FBI Issues Warning About Zoom Security Issues
The FBI has issued a warning that Zoom and other teleconferencing apps may be vulnerable to hijacking. The FBI advises users not to make meetings or classrooms, public, to restrict screensharing capability, and to use meeting passwords. Zoom has a "waiting room" feature that allows the host to control who is admitted.

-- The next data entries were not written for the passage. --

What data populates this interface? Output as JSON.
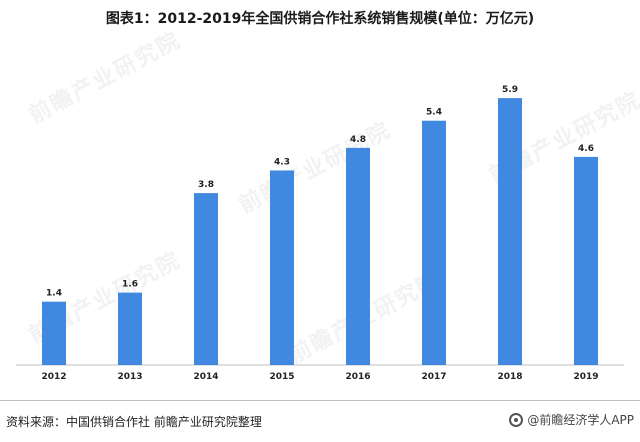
{
  "title": "图表1：2012-2019年全国供销合作社系统销售规模(单位：万亿元)",
  "footer": {
    "source": "资料来源：中国供销合作社 前瞻产业研究院整理",
    "brand": "@前瞻经济学人APP"
  },
  "watermark": "前瞻产业研究院",
  "colors": {
    "bar": "#4088e0",
    "axis": "#bfbfbf"
  },
  "chart_data": {
    "type": "bar",
    "categories": [
      "2012",
      "2013",
      "2014",
      "2015",
      "2016",
      "2017",
      "2018",
      "2019"
    ],
    "values": [
      1.4,
      1.6,
      3.8,
      4.3,
      4.8,
      5.4,
      5.9,
      4.6
    ],
    "title": "图表1：2012-2019年全国供销合作社系统销售规模(单位：万亿元)",
    "ylim": [
      0,
      6.3
    ],
    "grid": false,
    "legend": "none"
  }
}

Today The Citizen Lab released the results of their examination of the security and privacy features in Zoom (https://citizenlab.ca/2020/04/move-fast-roll-your-own-crypto-a-quick-look-at-the-confidentiality-of-zoom-meetings/: Move Fast & Roll Your Own Crypto: A Quick Look at the Confidentiality of Zoom Meetings) Their findings back up the warnings from the FBI and raised several concerns over how encryption is enabled within the application. However, we need to remember that companies are using Zoom, and other conferencing platforms, to enable them to survive through the COVID19 pandemic and companies need to do a risk assessment that suits them. For many companies the warnings from the FBI and The Citizen Lab will be an acceptable risk for them, while others who may be discussing sensitive data it may not.
The easy answer is there are more secure alternatives to Zoom and companies should be providing and recommending those. The real answer is that many employees working at home and their families will be using Zoom for the next few months. Security vendor Checkpoint recently put good safe use guidelines for using Zoom at (https://blog.checkpoint.com/2020/03/26/whos-zooming-who-guidelines-on-how-to-use-zoom-safely/: Who's Zooming Who? Guidelines on How to Use Zoom Safely) and SANS has released a secure work at home awareness kit at (https://www.sans.org/security-awareness-training/sans-security-awareness-work-home-deployment-kit: SANS Security Awareness Work-from-Home Deployment Kit) Zoom (see item below) has also pledged to make security job one over the next few months - much needed.